After long days traveling alone with Bel, the addition of another human being was
oddly disturbing. The sudden presence of the distant figure seemed inexplicable, its upright stance incongruous, its motion peculiar, and its possession of an intelligent mind unlikely. Rowan found herself regarding it as a strange animal, unpredictable and possibly dangerous. But when they came within fifteen yards, it proved to be only a man in Outskirter garb, shaggy-haired, bearded, watching them with shadowed eyes.
As they approached, Bel spoke quietly to Rowan. “Something’s wrong.”
Rowan studied the figure. She could see nothing that might have prompted Bel’s comment, but took the fact as given. “He’s from the tribe that lost the goat?”
“Yes.”
“Perhaps he thinks we stole it.”
“We did steal it. Until we strike a trade for it, it’s considered stolen. But that’s not it.”
They continued to approach the man. “You said the tribe left quickly.”
“Yes.” Bel’s gait became more easy and natural, a danger signal to Rowan.
The steerswoman considered. “The tribe encountered some trouble. He thinks we might be involved.”
“Yes.”
Possibly the trouble had taken the form of an attack by a hostile tribe; perhaps the man was overcautious after a lost battle. “How can we reassure him?”
“We can’t. And it’s too late for us to back off. We’ll just have to be exactly what we are, and hope he sees it soon enough.”
“And if he doesn’t?”
“Fight. Or run. Whichever we can manage.”

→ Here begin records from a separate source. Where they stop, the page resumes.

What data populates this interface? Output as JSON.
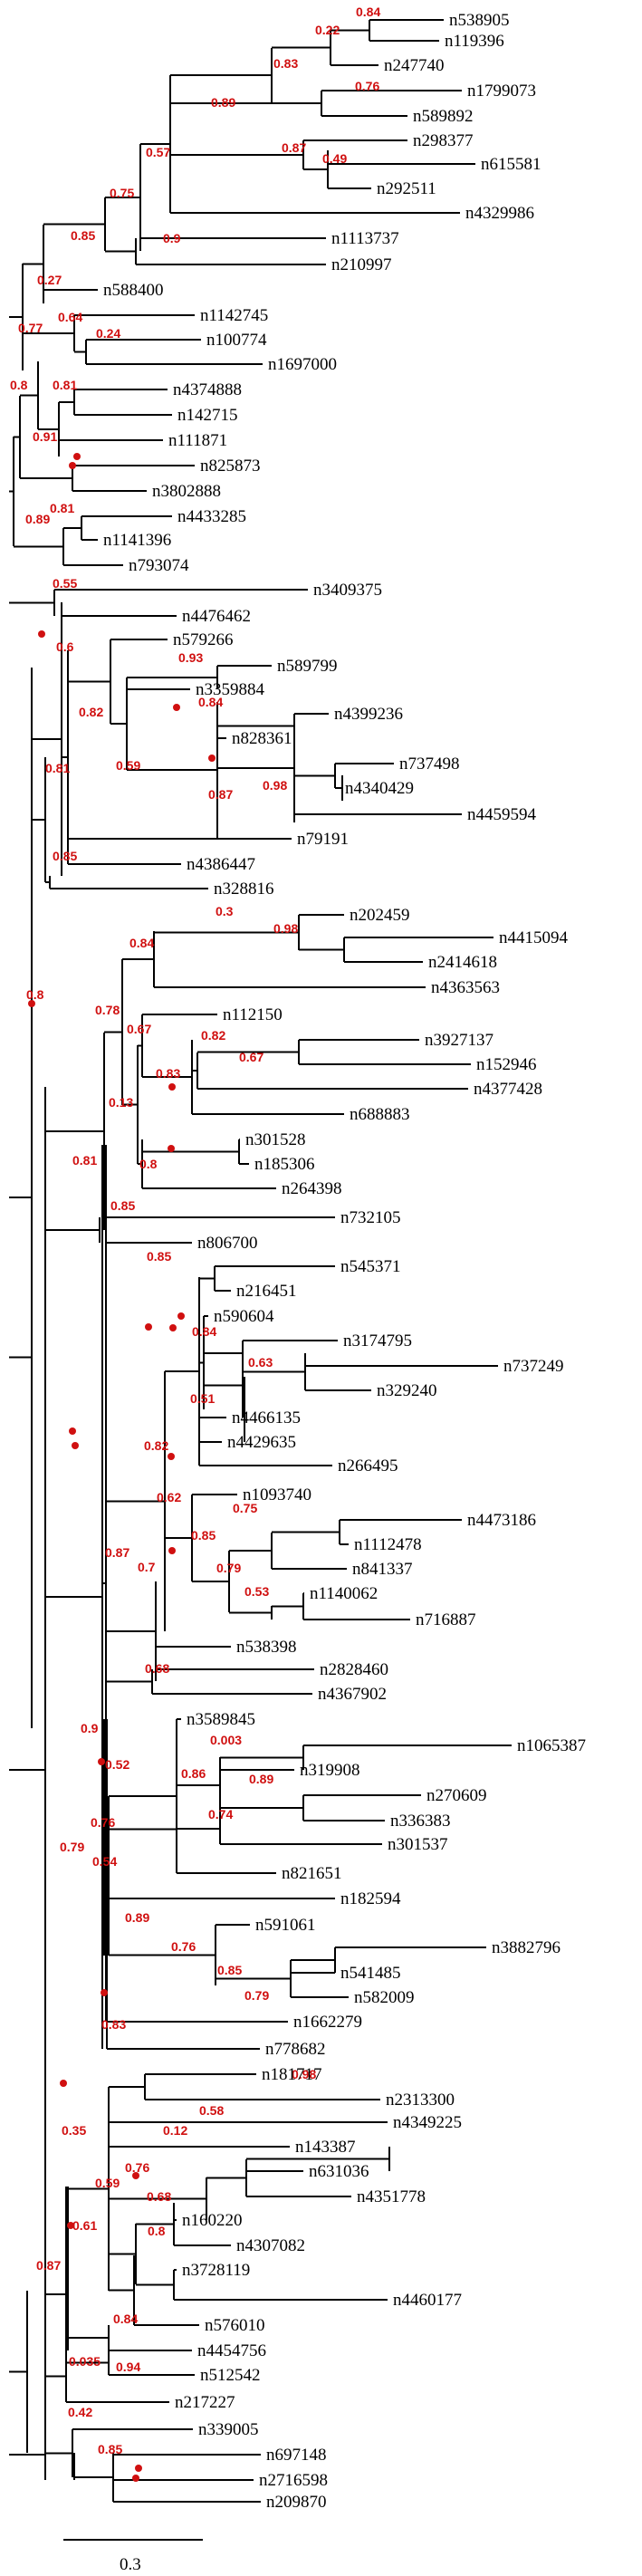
{
  "tree": {
    "tip_labels": [
      "n538905",
      "n119396",
      "n247740",
      "n1799073",
      "n589892",
      "n298377",
      "n615581",
      "n292511",
      "n4329986",
      "n1113737",
      "n210997",
      "n588400",
      "n1142745",
      "n100774",
      "n1697000",
      "n4374888",
      "n142715",
      "n111871",
      "n825873",
      "n3802888",
      "n4433285",
      "n1141396",
      "n793074",
      "n3409375",
      "n4476462",
      "n579266",
      "n589799",
      "n3359884",
      "n4399236",
      "n828361",
      "n737498",
      "n4340429",
      "n4459594",
      "n79191",
      "n4386447",
      "n328816",
      "n202459",
      "n4415094",
      "n2414618",
      "n4363563",
      "n112150",
      "n3927137",
      "n152946",
      "n4377428",
      "n688883",
      "n301528",
      "n185306",
      "n264398",
      "n732105",
      "n806700",
      "n545371",
      "n216451",
      "n590604",
      "n3174795",
      "n737249",
      "n329240",
      "n4466135",
      "n4429635",
      "n266495",
      "n1093740",
      "n4473186",
      "n1112478",
      "n841337",
      "n1140062",
      "n716887",
      "n538398",
      "n2828460",
      "n4367902",
      "n3589845",
      "n1065387",
      "n319908",
      "n270609",
      "n336383",
      "n301537",
      "n821651",
      "n182594",
      "n591061",
      "n3882796",
      "n541485",
      "n582009",
      "n1662279",
      "n778682",
      "n181717",
      "n2313300",
      "n4349225",
      "n143387",
      "n631036",
      "n4351778",
      "n160220",
      "n4307082",
      "n3728119",
      "n4460177",
      "n576010",
      "n4454756",
      "n512542",
      "n217227",
      "n339005",
      "n697148",
      "n2716598",
      "n209870"
    ],
    "support_labels": [
      "0.84",
      "0.22",
      "0.83",
      "0.76",
      "0.89",
      "0.87",
      "0.49",
      "0.57",
      "0.75",
      "0.9",
      "0.85",
      "0.27",
      "0.64",
      "0.24",
      "0.77",
      "0.81",
      "0.8",
      "0.91",
      "0",
      "0.81",
      "0.89",
      "0.55",
      "0",
      "0.6",
      "0.93",
      "0.82",
      "0.84",
      "0.59",
      "0",
      "0.87",
      "0.98",
      "0.81",
      "0.85",
      "0.3",
      "0.98",
      "0.84",
      "0.78",
      "0.67",
      "0.82",
      "0.67",
      "0.83",
      "0.13",
      "0",
      "0.8",
      "0.81",
      "0.85",
      "0.8",
      "0.85",
      "0",
      "0.84",
      "0.63",
      "0",
      "0.51",
      "0.82",
      "0",
      "0.62",
      "0.75",
      "0.85",
      "0.79",
      "0.53",
      "0.7",
      "0.87",
      "0.68",
      "0.003",
      "0.86",
      "0.89",
      "0.74",
      "0.52",
      "0.76",
      "0.54",
      "0.9",
      "0.89",
      "0.76",
      "0.85",
      "0.79",
      "0",
      "0.79",
      "0.83",
      "0.98",
      "0.58",
      "0.12",
      "0.76",
      "0.68",
      "0.59",
      "0.8",
      "0.35",
      "0.61",
      "0",
      "0.84",
      "0.94",
      "0.035",
      "0.87",
      "0.42",
      "0.85",
      "0"
    ],
    "scale_label": "0.3"
  }
}
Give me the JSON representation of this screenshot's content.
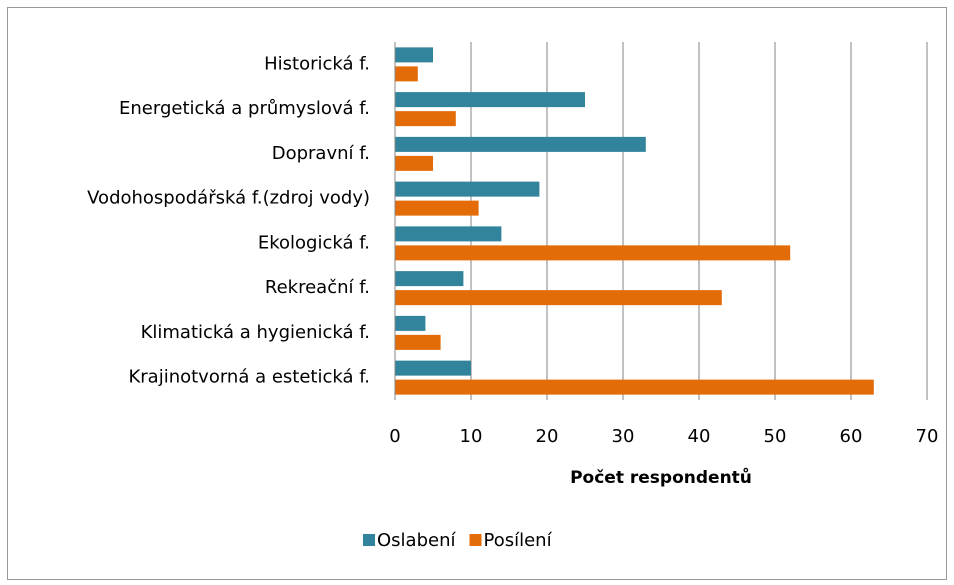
{
  "chart_data": {
    "type": "bar",
    "orientation": "horizontal",
    "x_label": "Počet respondentů",
    "categories": [
      "Historická f.",
      "Energetická a průmyslová f.",
      "Dopravní f.",
      "Vodohospodářská f.(zdroj vody)",
      "Ekologická f.",
      "Rekreační f.",
      "Klimatická a hygienická f.",
      "Krajinotvorná a estetická f."
    ],
    "series": [
      {
        "name": "Oslabení",
        "color": "#31849b",
        "values": [
          5,
          25,
          33,
          19,
          14,
          9,
          4,
          10
        ]
      },
      {
        "name": "Posílení",
        "color": "#e36c09",
        "values": [
          3,
          8,
          5,
          11,
          52,
          43,
          6,
          63
        ]
      }
    ],
    "xlim": [
      0,
      70
    ],
    "xticks": [
      0,
      10,
      20,
      30,
      40,
      50,
      60,
      70
    ],
    "grid": true,
    "legend": "bottom"
  }
}
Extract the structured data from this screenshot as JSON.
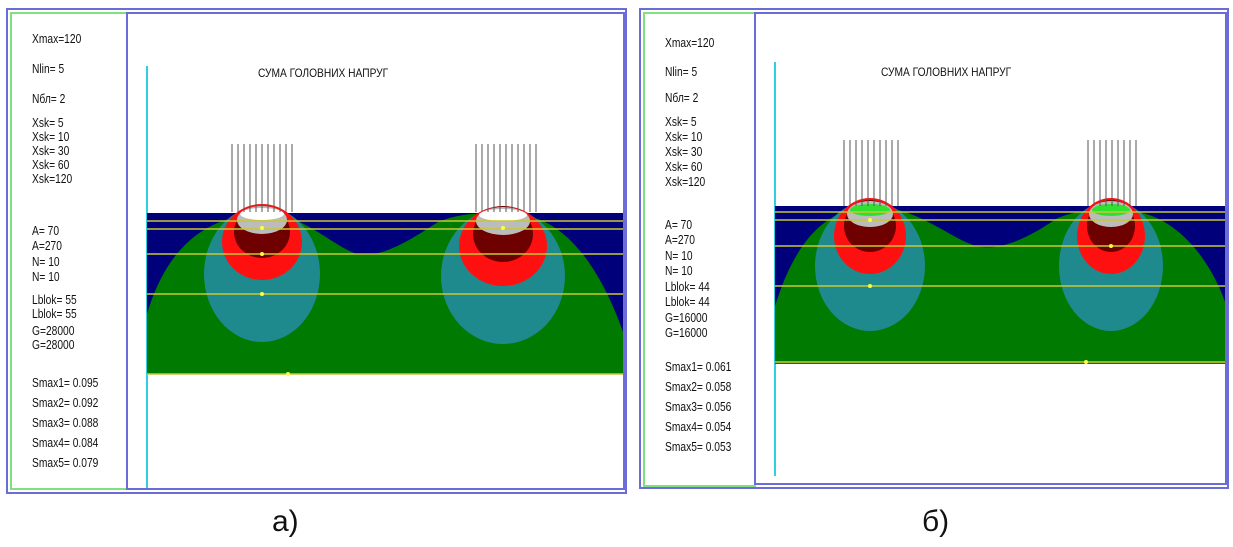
{
  "panels": [
    {
      "title": "СУМА ГОЛОВНИХ НАПРУГ",
      "caption": "а)",
      "params": [
        "Xmax=120",
        "Nlin= 5",
        "Nбл= 2",
        "Xsk= 5",
        "Xsk= 10",
        "Xsk= 30",
        "Xsk= 60",
        "Xsk=120",
        "A= 70",
        "A=270",
        "N= 10",
        "N= 10",
        "Lblok= 55",
        "Lblok= 55",
        "G=28000",
        "G=28000",
        "Smax1= 0.095",
        "Smax2= 0.092",
        "Smax3= 0.088",
        "Smax4= 0.084",
        "Smax5= 0.079"
      ]
    },
    {
      "title": "СУМА ГОЛОВНИХ НАПРУГ",
      "caption": "б)",
      "params": [
        "Xmax=120",
        "Nlin= 5",
        "Nбл= 2",
        "Xsk= 5",
        "Xsk= 10",
        "Xsk= 30",
        "Xsk= 60",
        "Xsk=120",
        "A= 70",
        "A=270",
        "N= 10",
        "N= 10",
        "Lblok= 44",
        "Lblok= 44",
        "G=16000",
        "G=16000",
        "Smax1= 0.061",
        "Smax2= 0.058",
        "Smax3= 0.056",
        "Smax4= 0.054",
        "Smax5= 0.053"
      ]
    }
  ],
  "colors": {
    "soil_layer": "#00007a",
    "stress_zone": "#007a00",
    "bulb_outer": "#1e8a8e",
    "bulb_red": "#ff1010",
    "bulb_dark": "#6e0000",
    "bulb_core": "#bcbcbc",
    "level_line": "#c8c832",
    "axis_line": "#30d0e0"
  }
}
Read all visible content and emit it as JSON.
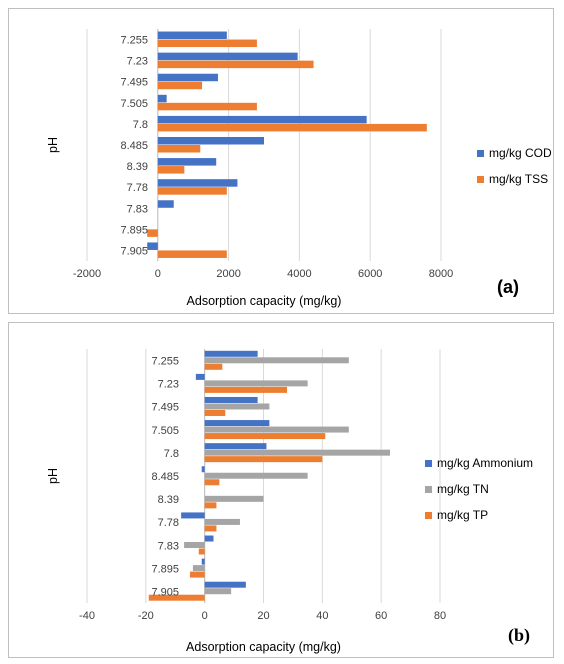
{
  "chart_data": [
    {
      "type": "bar",
      "orientation": "horizontal",
      "panel_label": "(a)",
      "categories": [
        "7.255",
        "7.23",
        "7.495",
        "7.505",
        "7.8",
        "8.485",
        "8.39",
        "7.78",
        "7.83",
        "7.895",
        "7.905"
      ],
      "xlabel": "Adsorption capacity (mg/kg)",
      "ylabel": "pH",
      "xlim": [
        -2000,
        8000
      ],
      "xticks": [
        "-2000",
        "0",
        "2000",
        "4000",
        "6000",
        "8000"
      ],
      "grid": "vertical",
      "legend_position": "right",
      "series": [
        {
          "name": "mg/kg COD",
          "color": "#4472C4",
          "values": [
            1950,
            3950,
            1700,
            250,
            5900,
            3000,
            1650,
            2250,
            450,
            0,
            -300
          ]
        },
        {
          "name": "mg/kg TSS",
          "color": "#ED7D31",
          "values": [
            2800,
            4400,
            1250,
            2800,
            7600,
            1200,
            750,
            1950,
            0,
            -300,
            1950
          ]
        }
      ]
    },
    {
      "type": "bar",
      "orientation": "horizontal",
      "panel_label": "(b)",
      "categories": [
        "7.255",
        "7.23",
        "7.495",
        "7.505",
        "7.8",
        "8.485",
        "8.39",
        "7.78",
        "7.83",
        "7.895",
        "7.905"
      ],
      "xlabel": "Adsorption capacity (mg/kg)",
      "ylabel": "pH",
      "xlim": [
        -40,
        80
      ],
      "xticks": [
        "-40",
        "-20",
        "0",
        "20",
        "40",
        "60",
        "80"
      ],
      "grid": "vertical",
      "legend_position": "right",
      "series": [
        {
          "name": "mg/kg Ammonium",
          "color": "#4472C4",
          "values": [
            18,
            -3,
            18,
            22,
            21,
            -1,
            0,
            -8,
            3,
            -1,
            14
          ]
        },
        {
          "name": "mg/kg TN",
          "color": "#A5A5A5",
          "values": [
            49,
            35,
            22,
            49,
            63,
            35,
            20,
            12,
            -7,
            -4,
            9
          ]
        },
        {
          "name": "mg/kg TP",
          "color": "#ED7D31",
          "values": [
            6,
            28,
            7,
            41,
            40,
            5,
            4,
            4,
            -2,
            -5,
            -19
          ]
        }
      ]
    }
  ]
}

At a distance of fifteen feet, Bel stopped, Rowan pausing beside her, and they stood facing the man quietly for some moments. There was no gesture from him, no word and no signal. He held himself completely still, and Rowan was abruptly certain that there were other warriors near, whose existence and location this man was trying not to betray by unconscious behavior.
She glanced about: no one else was visible.